2.2. Delegate - In embedded systems, when we have a critical function that absolutely must happen on time and with as little delay as possible (like monitoring a safety critical input, commanding a motor, or listening for time critical communications), we often add a second processor just to handle that function, a coprocessor. Too often, leaders corrupt delegation into a tool to offload low priority or unimportant tasks to those with less skill. Notice that embedded systems do the exact opposite. It is your most critical and sometimes highest priority recurring tasks that are most valuable to delegate, usually to someone trusted with more skill in that domain than yourself, not less. Only this type of delegation meaningfully reduces the “cognitive load” on the main thread, a product of the reassurance that a truly important function is in good hands and you no longer need to worry about it day to day.

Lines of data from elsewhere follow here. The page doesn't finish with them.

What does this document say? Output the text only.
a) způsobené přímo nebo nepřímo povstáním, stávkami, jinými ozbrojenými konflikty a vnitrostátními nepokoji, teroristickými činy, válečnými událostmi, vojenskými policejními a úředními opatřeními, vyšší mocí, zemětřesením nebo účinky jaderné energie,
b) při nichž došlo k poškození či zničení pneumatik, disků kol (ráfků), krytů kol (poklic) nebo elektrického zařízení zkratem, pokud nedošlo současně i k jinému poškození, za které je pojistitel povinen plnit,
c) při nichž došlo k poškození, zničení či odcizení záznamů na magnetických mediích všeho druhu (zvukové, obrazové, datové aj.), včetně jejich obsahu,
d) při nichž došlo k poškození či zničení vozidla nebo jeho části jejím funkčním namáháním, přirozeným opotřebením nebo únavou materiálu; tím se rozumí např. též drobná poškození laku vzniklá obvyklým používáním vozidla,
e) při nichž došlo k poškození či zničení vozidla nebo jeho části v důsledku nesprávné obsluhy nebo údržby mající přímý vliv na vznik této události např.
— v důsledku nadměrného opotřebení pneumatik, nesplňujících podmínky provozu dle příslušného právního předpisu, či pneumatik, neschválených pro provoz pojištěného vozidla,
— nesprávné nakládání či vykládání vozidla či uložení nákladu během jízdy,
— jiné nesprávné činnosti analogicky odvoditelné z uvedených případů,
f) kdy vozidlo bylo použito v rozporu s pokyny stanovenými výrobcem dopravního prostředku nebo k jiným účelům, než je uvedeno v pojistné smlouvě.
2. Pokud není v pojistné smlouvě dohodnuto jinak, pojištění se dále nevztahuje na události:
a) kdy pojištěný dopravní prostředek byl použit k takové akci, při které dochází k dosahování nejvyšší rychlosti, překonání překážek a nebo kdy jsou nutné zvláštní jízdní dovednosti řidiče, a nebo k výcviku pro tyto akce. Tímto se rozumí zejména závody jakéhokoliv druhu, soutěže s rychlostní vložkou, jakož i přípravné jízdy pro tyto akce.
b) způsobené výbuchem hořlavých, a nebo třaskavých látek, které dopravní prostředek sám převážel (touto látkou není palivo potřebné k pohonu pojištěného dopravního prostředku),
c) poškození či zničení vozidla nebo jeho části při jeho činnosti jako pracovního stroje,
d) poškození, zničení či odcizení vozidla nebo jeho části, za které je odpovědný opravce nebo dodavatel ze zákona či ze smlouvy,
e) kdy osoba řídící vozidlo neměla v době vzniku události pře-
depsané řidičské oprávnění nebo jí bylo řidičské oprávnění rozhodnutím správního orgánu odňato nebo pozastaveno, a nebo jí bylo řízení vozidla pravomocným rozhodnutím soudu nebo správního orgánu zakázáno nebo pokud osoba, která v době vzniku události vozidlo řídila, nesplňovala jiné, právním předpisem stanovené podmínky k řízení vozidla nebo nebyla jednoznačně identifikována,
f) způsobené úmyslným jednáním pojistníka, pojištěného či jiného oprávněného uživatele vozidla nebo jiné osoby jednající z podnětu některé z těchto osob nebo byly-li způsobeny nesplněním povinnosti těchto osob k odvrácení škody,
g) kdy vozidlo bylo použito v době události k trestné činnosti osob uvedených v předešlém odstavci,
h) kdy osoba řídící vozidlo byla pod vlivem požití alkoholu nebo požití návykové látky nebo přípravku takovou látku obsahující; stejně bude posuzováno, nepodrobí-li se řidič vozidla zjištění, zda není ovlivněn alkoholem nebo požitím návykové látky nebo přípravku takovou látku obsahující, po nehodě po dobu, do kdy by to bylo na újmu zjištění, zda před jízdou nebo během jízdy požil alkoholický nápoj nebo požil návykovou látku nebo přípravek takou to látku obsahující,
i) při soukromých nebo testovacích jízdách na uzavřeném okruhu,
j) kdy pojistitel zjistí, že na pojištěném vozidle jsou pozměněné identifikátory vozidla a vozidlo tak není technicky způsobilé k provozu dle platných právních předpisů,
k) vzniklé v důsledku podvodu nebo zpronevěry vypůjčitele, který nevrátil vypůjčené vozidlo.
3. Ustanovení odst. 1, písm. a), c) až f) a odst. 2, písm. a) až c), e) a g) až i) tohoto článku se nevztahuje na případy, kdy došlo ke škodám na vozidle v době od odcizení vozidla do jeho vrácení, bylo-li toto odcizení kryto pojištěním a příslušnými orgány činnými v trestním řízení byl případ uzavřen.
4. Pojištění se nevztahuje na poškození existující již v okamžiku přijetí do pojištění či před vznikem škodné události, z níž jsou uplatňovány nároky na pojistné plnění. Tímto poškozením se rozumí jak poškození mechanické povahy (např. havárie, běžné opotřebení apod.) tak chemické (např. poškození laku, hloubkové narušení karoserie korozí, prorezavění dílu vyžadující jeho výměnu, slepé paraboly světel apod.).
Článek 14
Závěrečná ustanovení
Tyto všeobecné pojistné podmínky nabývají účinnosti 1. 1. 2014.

2.3. Optimize - Implement new team processes or standards that reduce the frequency of the interruption or make each occurrence faster to resolve.

2.4. Re-Prioritize - Set clear guidelines for yourself on which interruptions get priority. What can interrupt the main thread? What can interrupt another interruption?

3. Reset the system state

If a particular set of conditions causes an interrupt storm, booting back up in the same state may just bring it back. First, it’s critical that you take the time to clear out outdated top-level goals, OKRs, project timelines, team org. structures, KPIs, and success criteria, then redefine them under the updated plan. Second, you need to reset your own state. In an embedded system it can sometimes be important to let the system sit unpowered for a bit before restarting. That lets any residual charges dissipate and ensure everything will start from a known state electrically when fired back up. People need this too. The break needs to be long enough to allow a full change in mental frame of reference and to be completely decoupled from work.

4. Restart the system

It’s important to resist the urge to dive back into the work before every earlier step has been completed. Starting the system back up by the proper boot sequence, ensuring all the critical team functions are clear and make sense under the new plan, is crucial to a successful restart. 

Trust the Process

This type of full system reset can incur substantial down time and lost development velocity during implementation. From my experience making similarly transformative course corrections in my own engineering teams, it usually takes at least 2-3 weeks. Less than that, and it’s possible not enough time was spent on one of the steps above. Yes, this means team members may be without clear direction or even continue to work for a week or two on projects soon to be dramatically revised or even scrapped. In my case, that cost would have been trivial when compared with the cost of the entire organization charging forward down a doomed development path for months or years without correction. 

The more overwhelmed you currently feel, the more valuable it is to pause and diagnose what poorly controlled interruptions might be contributing to that feeling, and what greater problems in the business they may be obscuring.